There is no specific treatment of vincristine induced vocal cord palsy. Pyridoxine and pyridostigmine has been associated with an early recovery (within 1–2 weeks) of vincristine induced peripheral neuropathy in a case series of patients [12]. The role of glutamic acid in decreasing vincristine induced neurotoxicity has been analyzed in some studies involving rat model [13], however this was not found to be effective when used in a patient with vincristine induced vocal cord palsy [14]. Overall about 55-66% of all pediatrics patients presenting with bilateral vocal cord paralysis require airway protection with a tracheostomy [8]. In a case series of 10 pediatrics patients with vincristine induced bilateral vocal cord palsy, only 2 required tracheostomy [11]. Vincristine induced vocal cord palsy may be reversible and complete recovery occurs in 6–9 months [6, 7, 15].

Besides our patient, there are only four other reported cases of reintroduction of vincristine at full dose [11, 14, 16, 17] and in two of them there was a relapse [11, 14, 16] (Table 1). The reason for continuing vincristine at full dose in our case was that at that point our differential for vocal cord palsy was mainly infection, and the mass at the right aryepiglottic fold was a red herring. In retrospect, it was thought that the mass effect was likely a result of the paralyzed, fixed vocal cord causing distortion of the aryepiglottic fold. The patient had a tracheostomy for airway protection and chemotherapy was continued with vincristine at full dose. Interestingly, our patient regained vocal cord function despite continuation of vincristine and was successfully decanulated two weeks after completion of chemotherapy.
Table 1

Literature review of cases of Vincristine-Induced Laryngeal Paralysis (VLP) in whom full dose of vincristine was re-administered

Authors

Diagnosis

Age/Sex

Manifestation

Airway intervention

Duration of paralysis

Administration of vincristine

Ahmed et al. [16]

Acute lymphoblastic leukemia

2 yr/M

Bilateral VCP

No

6 months

Redeveloped hoarseness on receiving full dose. VCR Ommited

Kuruvilla et al. [11]

Rhabdomyosarcoma of testicles

3 yr/M

Left VCP

No

4 weeks

Gradually received complete dose.

Farrugia [14]

Acute lymphoblastic leukemia

18 months/F

Bilateral VCP

No

4 weeks

Redeveloped hoarseness on receiving full dose. Dose reduced to 1/3rd subsequently

Burns et al. [17]

Hodgkin’s disease

48 yr/M

Left VCP

No

5 weeks

Received full dose uneventfully.

Conclusion

In conclusion, we report a case of vincristine induced bilateral recurrent laryngeal nerve palsy who had full recovery of vocal cord palsy within two weeks after completion of definitive treatment of diffuse large B cell lymphoma. We think that vincristine induced vocal cord palsy is potentially reversible and careful protection of airway is needed when completion of treatment is the goal.

Consent

Written informed consent was obtained from the patient for publication of this case report and any accompanying images.
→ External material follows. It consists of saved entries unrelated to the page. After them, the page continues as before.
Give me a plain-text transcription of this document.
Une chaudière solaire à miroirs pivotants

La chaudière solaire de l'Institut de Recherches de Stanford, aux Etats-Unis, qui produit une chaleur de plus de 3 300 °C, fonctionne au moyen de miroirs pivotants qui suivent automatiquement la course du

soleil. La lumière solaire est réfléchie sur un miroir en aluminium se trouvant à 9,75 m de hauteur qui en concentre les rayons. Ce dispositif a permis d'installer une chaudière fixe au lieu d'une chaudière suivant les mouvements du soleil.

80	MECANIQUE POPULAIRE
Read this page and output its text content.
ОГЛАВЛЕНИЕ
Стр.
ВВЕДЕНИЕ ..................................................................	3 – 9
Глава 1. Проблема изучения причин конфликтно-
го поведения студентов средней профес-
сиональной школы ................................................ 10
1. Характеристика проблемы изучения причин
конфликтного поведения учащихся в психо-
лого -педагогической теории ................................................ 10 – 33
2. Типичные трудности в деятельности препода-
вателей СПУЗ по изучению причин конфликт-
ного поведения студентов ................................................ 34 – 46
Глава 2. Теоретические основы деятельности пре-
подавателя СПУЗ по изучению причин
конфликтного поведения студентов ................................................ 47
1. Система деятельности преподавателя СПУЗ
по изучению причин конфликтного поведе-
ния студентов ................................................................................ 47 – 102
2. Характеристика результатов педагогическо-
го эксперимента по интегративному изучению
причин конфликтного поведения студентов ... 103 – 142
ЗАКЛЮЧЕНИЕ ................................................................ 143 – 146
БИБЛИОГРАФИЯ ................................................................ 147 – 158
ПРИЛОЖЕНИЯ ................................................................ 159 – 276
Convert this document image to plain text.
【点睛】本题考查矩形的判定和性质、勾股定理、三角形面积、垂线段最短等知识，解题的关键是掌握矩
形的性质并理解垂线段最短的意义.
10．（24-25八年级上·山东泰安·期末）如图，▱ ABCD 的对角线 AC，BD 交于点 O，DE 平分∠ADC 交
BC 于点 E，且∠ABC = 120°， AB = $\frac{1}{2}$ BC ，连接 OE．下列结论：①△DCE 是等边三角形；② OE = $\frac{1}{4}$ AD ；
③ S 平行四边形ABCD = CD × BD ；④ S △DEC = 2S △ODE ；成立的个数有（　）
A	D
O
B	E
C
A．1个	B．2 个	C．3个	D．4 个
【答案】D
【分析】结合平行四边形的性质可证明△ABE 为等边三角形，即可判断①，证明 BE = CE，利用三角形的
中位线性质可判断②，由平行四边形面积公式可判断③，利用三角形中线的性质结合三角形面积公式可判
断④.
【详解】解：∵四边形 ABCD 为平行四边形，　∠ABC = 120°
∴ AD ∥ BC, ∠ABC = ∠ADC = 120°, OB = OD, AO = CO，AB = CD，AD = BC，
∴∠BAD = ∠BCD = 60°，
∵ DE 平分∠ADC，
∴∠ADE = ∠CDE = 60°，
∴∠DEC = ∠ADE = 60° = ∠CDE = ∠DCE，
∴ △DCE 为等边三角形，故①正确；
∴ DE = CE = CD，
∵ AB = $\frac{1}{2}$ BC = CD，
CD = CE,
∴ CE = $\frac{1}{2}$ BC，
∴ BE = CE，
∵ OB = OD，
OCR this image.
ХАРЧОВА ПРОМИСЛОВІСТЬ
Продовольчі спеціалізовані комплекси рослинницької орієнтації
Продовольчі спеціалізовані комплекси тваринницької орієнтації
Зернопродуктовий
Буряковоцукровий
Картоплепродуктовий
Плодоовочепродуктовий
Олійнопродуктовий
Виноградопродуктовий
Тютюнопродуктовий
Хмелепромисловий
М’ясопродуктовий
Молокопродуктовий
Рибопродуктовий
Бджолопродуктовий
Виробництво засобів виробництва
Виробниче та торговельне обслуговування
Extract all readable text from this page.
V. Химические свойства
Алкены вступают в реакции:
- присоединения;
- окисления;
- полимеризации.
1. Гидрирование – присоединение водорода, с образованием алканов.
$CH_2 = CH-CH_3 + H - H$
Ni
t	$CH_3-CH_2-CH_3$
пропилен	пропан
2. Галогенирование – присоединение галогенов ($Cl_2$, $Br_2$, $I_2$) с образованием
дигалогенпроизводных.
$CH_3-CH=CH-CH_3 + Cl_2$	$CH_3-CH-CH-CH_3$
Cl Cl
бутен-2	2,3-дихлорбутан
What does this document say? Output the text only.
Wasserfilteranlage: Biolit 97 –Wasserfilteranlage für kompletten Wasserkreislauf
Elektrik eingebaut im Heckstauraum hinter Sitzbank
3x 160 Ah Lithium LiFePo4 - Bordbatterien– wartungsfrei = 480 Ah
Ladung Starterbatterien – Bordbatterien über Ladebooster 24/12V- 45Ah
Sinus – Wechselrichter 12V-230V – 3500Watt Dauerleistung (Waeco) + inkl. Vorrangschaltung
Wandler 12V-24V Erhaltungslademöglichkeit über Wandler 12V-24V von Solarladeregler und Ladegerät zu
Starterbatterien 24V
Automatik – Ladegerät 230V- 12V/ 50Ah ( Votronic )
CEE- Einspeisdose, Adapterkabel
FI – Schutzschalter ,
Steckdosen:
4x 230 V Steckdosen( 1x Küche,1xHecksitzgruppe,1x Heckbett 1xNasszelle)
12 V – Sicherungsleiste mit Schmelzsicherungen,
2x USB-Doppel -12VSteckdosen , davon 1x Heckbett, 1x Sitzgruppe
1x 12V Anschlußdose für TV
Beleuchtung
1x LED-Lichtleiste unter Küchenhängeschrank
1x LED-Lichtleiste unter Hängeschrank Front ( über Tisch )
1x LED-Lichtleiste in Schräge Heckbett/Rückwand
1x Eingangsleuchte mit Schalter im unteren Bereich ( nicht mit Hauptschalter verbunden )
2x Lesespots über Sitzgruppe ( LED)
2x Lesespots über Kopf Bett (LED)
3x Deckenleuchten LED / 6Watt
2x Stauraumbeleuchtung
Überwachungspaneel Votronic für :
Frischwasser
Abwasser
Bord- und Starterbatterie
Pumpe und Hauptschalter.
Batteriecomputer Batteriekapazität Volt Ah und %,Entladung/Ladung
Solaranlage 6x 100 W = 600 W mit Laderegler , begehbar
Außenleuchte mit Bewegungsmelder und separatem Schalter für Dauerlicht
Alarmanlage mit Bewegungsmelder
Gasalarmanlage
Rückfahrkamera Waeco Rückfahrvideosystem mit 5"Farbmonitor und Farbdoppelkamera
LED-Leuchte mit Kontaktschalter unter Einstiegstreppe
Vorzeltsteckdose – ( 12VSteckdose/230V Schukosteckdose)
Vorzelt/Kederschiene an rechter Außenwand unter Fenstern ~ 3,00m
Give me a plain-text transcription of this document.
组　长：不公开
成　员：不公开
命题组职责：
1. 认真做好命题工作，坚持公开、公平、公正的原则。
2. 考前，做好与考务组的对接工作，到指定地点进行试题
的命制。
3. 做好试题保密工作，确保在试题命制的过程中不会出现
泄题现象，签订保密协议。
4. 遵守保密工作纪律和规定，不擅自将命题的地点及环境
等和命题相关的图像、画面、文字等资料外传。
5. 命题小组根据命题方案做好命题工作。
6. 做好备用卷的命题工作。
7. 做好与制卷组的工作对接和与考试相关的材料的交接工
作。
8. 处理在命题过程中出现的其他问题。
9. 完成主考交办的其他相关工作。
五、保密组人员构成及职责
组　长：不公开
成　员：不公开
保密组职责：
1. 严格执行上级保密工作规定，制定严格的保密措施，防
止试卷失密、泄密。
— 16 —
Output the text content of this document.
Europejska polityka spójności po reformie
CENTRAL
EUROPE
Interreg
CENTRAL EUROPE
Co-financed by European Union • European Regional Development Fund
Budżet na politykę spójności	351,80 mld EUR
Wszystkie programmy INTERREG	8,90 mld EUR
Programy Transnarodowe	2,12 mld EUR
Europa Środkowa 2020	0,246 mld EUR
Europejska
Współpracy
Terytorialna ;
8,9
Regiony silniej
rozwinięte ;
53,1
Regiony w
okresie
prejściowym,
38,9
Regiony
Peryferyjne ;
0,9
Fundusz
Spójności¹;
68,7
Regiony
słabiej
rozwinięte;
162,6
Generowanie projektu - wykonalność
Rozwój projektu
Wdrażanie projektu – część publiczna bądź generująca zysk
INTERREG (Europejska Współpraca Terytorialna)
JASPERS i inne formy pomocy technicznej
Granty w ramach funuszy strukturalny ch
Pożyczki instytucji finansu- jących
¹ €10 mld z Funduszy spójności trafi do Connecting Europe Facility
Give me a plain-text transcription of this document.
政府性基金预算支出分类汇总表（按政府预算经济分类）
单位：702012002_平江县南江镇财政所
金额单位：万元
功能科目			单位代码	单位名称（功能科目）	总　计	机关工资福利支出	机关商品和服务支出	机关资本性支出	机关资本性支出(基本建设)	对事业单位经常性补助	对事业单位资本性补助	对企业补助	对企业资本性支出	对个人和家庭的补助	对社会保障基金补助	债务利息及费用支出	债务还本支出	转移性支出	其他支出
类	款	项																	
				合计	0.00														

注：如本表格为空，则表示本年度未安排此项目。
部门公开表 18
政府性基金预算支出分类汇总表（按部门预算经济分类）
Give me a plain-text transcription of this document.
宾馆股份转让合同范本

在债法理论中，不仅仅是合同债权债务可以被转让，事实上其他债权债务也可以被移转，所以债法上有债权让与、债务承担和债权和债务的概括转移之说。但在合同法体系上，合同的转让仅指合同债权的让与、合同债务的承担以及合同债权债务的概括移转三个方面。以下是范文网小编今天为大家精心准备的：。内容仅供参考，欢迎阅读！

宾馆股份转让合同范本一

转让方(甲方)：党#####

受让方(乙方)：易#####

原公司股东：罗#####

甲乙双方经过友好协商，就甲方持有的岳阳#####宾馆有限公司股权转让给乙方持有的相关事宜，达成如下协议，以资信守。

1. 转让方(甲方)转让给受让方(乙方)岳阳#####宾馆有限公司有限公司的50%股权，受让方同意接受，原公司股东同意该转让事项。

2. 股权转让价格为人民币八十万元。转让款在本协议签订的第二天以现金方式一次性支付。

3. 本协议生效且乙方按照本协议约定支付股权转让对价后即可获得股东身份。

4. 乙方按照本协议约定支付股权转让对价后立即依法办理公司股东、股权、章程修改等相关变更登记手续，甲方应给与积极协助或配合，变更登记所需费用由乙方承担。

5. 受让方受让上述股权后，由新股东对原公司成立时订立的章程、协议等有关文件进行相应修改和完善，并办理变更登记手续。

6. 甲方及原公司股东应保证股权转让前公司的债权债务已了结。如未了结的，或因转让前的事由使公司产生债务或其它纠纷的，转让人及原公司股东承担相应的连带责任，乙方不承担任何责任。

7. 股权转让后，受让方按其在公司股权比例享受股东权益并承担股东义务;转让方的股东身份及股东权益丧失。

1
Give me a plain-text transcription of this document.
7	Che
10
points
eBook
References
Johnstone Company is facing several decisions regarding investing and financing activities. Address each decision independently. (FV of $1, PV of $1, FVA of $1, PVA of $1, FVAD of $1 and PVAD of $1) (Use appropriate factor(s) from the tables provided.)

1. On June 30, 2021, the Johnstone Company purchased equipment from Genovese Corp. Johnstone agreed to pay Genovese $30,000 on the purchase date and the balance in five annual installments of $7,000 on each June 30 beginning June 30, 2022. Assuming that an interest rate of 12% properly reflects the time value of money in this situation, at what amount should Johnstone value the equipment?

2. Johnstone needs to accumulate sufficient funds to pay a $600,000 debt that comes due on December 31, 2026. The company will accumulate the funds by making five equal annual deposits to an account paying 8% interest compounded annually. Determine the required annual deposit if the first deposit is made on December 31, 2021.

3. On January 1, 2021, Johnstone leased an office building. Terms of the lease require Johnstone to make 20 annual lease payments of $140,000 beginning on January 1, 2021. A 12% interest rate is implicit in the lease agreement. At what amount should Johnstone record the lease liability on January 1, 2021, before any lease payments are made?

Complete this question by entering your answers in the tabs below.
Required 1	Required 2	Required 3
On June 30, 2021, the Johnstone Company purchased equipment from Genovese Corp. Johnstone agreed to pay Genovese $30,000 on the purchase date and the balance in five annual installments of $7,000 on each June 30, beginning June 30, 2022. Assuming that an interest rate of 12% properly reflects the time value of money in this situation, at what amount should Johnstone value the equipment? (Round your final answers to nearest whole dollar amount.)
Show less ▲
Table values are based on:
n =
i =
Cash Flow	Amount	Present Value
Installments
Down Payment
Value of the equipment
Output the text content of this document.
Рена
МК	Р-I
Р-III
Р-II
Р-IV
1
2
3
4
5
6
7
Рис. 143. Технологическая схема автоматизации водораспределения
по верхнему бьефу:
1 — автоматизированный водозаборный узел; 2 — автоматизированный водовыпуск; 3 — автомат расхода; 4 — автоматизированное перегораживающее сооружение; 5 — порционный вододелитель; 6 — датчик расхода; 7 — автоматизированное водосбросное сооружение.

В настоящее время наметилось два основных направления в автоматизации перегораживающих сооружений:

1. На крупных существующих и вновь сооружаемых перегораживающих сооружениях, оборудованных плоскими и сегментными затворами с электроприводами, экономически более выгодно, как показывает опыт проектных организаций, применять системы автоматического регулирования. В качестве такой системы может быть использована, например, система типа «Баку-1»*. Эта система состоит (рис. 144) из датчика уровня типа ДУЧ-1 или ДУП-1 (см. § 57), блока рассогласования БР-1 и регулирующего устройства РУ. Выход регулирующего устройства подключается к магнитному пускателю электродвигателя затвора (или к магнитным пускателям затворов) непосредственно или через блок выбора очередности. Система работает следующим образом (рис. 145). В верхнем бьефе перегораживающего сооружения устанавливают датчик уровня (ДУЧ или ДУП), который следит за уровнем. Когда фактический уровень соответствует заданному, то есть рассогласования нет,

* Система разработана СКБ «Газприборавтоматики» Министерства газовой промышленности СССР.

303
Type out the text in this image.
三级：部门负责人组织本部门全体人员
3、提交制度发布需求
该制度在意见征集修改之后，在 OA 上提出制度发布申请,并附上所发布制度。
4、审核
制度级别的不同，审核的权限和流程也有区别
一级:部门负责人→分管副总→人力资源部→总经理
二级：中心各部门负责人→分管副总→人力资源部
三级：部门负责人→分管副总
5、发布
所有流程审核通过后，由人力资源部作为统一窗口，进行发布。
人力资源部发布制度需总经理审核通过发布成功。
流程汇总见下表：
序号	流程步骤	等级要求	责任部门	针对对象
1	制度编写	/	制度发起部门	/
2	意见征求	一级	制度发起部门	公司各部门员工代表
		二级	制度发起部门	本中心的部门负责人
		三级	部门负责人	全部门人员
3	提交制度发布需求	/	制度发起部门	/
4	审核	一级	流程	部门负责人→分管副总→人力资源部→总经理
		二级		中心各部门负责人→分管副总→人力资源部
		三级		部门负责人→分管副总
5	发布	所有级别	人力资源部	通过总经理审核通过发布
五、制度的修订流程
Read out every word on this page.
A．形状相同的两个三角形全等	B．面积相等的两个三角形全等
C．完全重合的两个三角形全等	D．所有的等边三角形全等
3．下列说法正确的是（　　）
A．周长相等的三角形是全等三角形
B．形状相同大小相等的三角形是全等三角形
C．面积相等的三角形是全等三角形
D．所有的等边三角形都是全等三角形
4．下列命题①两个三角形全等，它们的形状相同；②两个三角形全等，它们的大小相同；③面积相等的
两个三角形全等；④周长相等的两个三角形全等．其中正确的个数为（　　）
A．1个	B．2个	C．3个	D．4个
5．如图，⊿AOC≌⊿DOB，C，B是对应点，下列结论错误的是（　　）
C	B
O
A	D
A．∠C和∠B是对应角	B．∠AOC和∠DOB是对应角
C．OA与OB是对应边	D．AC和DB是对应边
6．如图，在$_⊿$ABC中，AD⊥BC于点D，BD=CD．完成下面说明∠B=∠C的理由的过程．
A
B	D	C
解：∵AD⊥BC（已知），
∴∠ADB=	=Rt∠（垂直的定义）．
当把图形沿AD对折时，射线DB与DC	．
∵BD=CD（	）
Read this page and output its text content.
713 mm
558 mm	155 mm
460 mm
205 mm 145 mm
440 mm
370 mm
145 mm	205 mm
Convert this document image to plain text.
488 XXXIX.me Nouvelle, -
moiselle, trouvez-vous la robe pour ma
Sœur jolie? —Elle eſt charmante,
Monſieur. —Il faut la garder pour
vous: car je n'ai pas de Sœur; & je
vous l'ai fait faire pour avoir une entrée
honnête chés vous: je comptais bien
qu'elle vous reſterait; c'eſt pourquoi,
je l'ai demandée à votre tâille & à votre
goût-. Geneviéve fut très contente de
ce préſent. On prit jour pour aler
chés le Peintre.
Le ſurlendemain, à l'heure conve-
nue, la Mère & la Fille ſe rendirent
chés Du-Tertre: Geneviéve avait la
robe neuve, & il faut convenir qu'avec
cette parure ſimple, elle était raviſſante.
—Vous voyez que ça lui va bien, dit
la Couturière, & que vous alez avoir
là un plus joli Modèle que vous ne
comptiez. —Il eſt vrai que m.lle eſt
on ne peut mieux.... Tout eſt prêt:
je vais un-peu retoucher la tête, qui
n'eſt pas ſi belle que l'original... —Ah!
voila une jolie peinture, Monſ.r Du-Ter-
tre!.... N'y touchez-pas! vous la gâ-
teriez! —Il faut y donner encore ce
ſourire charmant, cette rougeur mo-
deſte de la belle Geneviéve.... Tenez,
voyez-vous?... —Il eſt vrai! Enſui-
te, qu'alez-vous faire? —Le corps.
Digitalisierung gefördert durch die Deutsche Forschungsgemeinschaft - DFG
A copy of the written consent is available for review by the Editor-in-Chief of this journal.

Author’s contributions

ZS did the literature search and drafted the manuscript. MSM conceived the case report and helped in drafting the manuscript. Both authors read and approved the final manuscript.

Declarations

Acknowledgements

We would like to thank Dr. Tayyaba Z. Ansari who provided important intellectual input during the drafting phase of the manuscript.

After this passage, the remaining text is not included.